Trouble in Venezuela has led to some rightists sneering at Owen Jones for supporting the socialist government. Such partisan point-scoring, however, hides an interesting question: what is the origin of Owen's mistake, assuming it to have been one?
The thing is that he is certainly not the first leftie to have put his hopes into a regime that turned out to be disappointing. We've seen the same thing in Beethoven's support for Napoleon; the Webbs' admiration of the Soviet Union; 1960s students chanting "Ho, Ho Ho Chi Minh; "radicals" wearing Che Guevara T-shirts; and Polly Toynbee's lust for Gordon the Viking. We might call this the Bonnie Tyler syndrome: holding out for a hero, a superman to sweep me off my feet, a white knight upon a fiery steed.
Several cognitive biases contribute to this urge for heroic leaders. One is simple wishful thinking. We want to think socialist government can succeed, and the wish is father to the belief. Another is "my enemy's enemy is my friend" syndrome: opponents of the US imperialism can easily find supporters in the western left.
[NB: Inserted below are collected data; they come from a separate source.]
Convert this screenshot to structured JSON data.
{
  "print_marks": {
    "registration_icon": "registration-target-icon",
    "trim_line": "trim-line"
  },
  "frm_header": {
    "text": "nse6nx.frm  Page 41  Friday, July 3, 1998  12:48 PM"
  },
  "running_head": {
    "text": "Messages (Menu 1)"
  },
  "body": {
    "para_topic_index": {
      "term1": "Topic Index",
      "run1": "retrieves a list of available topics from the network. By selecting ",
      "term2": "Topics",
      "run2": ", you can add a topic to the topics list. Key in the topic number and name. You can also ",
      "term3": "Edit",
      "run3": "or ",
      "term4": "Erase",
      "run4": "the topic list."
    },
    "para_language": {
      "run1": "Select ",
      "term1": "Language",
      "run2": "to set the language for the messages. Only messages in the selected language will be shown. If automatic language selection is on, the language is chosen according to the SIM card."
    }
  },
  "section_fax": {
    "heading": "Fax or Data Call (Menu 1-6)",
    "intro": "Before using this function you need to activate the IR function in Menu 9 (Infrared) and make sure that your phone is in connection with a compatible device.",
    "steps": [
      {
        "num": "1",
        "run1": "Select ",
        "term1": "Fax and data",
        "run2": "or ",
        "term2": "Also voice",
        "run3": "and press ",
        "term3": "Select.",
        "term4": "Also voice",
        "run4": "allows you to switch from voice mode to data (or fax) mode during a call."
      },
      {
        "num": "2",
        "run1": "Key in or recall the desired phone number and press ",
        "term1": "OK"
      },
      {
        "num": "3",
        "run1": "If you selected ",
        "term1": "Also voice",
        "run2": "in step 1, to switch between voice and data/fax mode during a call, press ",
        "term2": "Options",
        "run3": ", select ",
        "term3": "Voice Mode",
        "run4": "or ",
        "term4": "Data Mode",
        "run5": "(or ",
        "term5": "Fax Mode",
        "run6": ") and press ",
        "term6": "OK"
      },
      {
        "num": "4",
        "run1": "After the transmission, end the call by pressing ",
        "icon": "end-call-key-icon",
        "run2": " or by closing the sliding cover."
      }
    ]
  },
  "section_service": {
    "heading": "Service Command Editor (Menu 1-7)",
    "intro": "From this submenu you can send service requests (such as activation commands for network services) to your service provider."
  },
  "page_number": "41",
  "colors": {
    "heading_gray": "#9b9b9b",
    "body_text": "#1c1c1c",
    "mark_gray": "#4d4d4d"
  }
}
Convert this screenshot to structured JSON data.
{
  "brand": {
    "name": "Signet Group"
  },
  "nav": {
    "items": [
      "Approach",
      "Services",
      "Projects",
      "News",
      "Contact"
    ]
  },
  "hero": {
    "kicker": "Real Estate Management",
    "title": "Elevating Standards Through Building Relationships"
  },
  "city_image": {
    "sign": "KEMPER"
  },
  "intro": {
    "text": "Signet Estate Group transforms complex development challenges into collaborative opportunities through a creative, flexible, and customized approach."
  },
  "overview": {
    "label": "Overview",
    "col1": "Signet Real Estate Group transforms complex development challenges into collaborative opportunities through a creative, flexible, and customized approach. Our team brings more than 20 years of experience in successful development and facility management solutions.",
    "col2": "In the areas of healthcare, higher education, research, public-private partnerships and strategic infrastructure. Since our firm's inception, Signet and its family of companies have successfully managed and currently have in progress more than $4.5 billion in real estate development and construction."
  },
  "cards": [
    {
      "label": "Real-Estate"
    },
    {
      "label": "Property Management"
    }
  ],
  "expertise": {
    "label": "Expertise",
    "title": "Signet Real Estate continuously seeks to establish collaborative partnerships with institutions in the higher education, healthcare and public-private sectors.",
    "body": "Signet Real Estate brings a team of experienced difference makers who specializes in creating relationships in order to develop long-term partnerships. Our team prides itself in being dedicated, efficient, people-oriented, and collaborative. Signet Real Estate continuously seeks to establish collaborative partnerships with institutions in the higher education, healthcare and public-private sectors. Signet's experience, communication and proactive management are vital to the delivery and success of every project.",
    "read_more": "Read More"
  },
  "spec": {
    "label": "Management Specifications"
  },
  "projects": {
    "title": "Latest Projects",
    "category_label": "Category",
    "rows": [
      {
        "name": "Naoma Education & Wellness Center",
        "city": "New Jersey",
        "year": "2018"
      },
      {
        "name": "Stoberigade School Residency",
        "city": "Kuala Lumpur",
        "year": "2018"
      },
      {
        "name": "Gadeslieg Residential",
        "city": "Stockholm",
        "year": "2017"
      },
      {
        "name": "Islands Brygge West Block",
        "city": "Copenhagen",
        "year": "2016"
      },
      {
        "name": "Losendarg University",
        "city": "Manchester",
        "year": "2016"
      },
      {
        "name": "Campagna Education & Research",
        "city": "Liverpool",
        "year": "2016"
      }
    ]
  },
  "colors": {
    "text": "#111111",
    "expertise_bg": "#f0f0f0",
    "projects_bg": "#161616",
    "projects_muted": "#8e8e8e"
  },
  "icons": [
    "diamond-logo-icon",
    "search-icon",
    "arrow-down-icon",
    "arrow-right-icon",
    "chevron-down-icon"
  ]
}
But there's another bias at work here. The thing is that centralized power tends to be misused, as Lord Acton famously pointed out. In supporting men from Napoleon to Chavez lefties have overweighted the ability of some exceptional individuals to resist the corrupting influence of unequal power relations*. This is a particular form of the fundamental attribution error, the tendency to overweight the role of individual agency and underweight situational factors.
Marx's writings - as opposed to some of his followers! - provide an antidote to this. Successful socialism, he thought, requires a particular level of development, one in which it was technically feasible for workers to control the economy themselves:
New superior relations of production never replace older ones before the material conditions for their existence have matured within the framework of the old society.
Unless this condition is met, a revolution will be too premature to succeed:
Development of productive forces...is an absolutely necessary practical premise [for communism] because without it want is merely made general, and with destitution the struggle for necessities and all the old filthy business would necessarily be reproduced.
In this context, the urge for political heroes is anti-Marxist, because it is a search for great men rather than the right socio-technical conditions. Owen's mistake, then, isn't that he's a leftist, but that he is not a Marxist.
* I'm thinking here not just of moral but also intellectual corruption - the tendency of authoritarian structures to cause those in power to live (pdf) in "purely imaginary worlds."